After months of speculation, the world's most secretive consumer technology company has finally sent out the official invites to an event on Sept. 9, where the unveiling of the iPhone 6 is expected to take place.
But what exactly will Tim Cook announce when he takes to the stage at the Flint Center in San Francisco and, as well as a new phone, will there be something else up his sleeve in the shape of a smartwatch?
Back in May, when Apple's senior vice president of Internet Software and Services, Eddy Cue, sat down with Kara Swisher and Walt Mossberg at the inaugural Code Conference, he said: "We've got the best product pipeline that I've seen in my 25 years at Apple."
The statement got Apple's fans very excited and hinted that a host of new devices, including another truly innovative product in the mould of the original iPod, iPhone or iPad, were on their way.
However, four months on, with the exception of improving the specifications and trimming the prices of its notebook and desktop computers, Apple has been very quiet in 2014.

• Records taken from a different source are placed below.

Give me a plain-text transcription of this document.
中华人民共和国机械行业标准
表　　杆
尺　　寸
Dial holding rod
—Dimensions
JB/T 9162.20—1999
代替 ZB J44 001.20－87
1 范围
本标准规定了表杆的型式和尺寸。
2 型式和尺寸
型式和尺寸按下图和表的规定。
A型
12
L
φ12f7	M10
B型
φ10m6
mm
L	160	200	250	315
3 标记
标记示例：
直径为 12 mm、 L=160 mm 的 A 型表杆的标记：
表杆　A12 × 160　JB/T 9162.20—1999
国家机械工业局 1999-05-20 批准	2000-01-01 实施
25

The big question is will all of that change on Sept. 9? Will the next iPhone be as revolutionary as the original?
The reports, rumours and leaks that have started surfacing since February suggest that the new handset will set a new standard.
Much of the talk has been focused on screen size. The new phone looks set to have a 4.7-inch display, much larger than the one found on the current flagship iPhone 5S, and Apple is also expected to offer a phablet version of the device with a 5.5-inch display and as much as 128GB of space on board for productivity, music and video storage.
Larger screen sizes also mean that the new handsets could be thinner, so that they would still be comfortable to hold and use with a single hand.
Battery life is also expected to get a serious improvement, as is durability. Apple has been experimenting with sapphire glass, something so tough it's used in armour, and there's a good chance that one of the two models will come encased in it.
The camera is also going to get a hefty upgrade. The company has been talking to Sony and if its imaging technology makes it into the next iPhone, it will have some pretty significant photography specs.
But what has made the iPhone such a success is the way it combines hardware and software to create a device that's a joy to use. And it is in application that the new device is really set to stand out. It is likely to be pitched as a health and fitness companion and as the hub of the smart home, able to control any individual appliance or group of connected smart devices. Expect some 'cool' demonstrations when it's unveiled.
Watching for the iWatch
Unlike the iPhone, not a single credible image of an 'iWatch' or any of its components have leaked online, even though there have been whispers relating to its development for nearly two years.
But with just 10 days until its potential unveiling, all we know about the device is that it is set to be able to monitor a person's heart rate and that is known because of code found within Apple's HealthKit app, a new feature coming to the iPhone and iPad's operating system in September.
Despite a lack of physical evidence, it seems likely that the wearable device -- Apple's first ever -- is going to be about health, fitness and well-being rather than simply smartphone push notifications. The company has met with the FDA (Food and Drug Administration) and has hired a host of medical experts over recent months.
And if the device really is ready to make its first public appearance in September it really will have to be something special considering how many smartwatches have already been announced or unveiled since January. Samsung alone now has five different models on sale.
One of the company's biggest fans and strongest critics, its surviving co-founder Steve Wozniak has been very vocal about the limitations of the current generation of smartwatches and how Apple will have to do something very special to make the devices attractive.
"I feel that wearables are a hard sell," Wozniak told technology site CNET on Tuesday. "They are go-betweens for your smartphone but are an extra piece and need special advantages that the smartphone doesn't have, in my opinion."
He feels that too many of the current devices such as Samsung's line of Gear smartwatches and the LG G Watch are no better or more interesting than a hands-free headset for making calls when driving; meaning that the iWatch is going to have to be innovative.
"Apple works very hard to produce exceptionally great products and doesn't quickly release things like a wearable. So if one is introduced I expect it to have a chance to set the direction and make the product category finally viable," Wozniak said.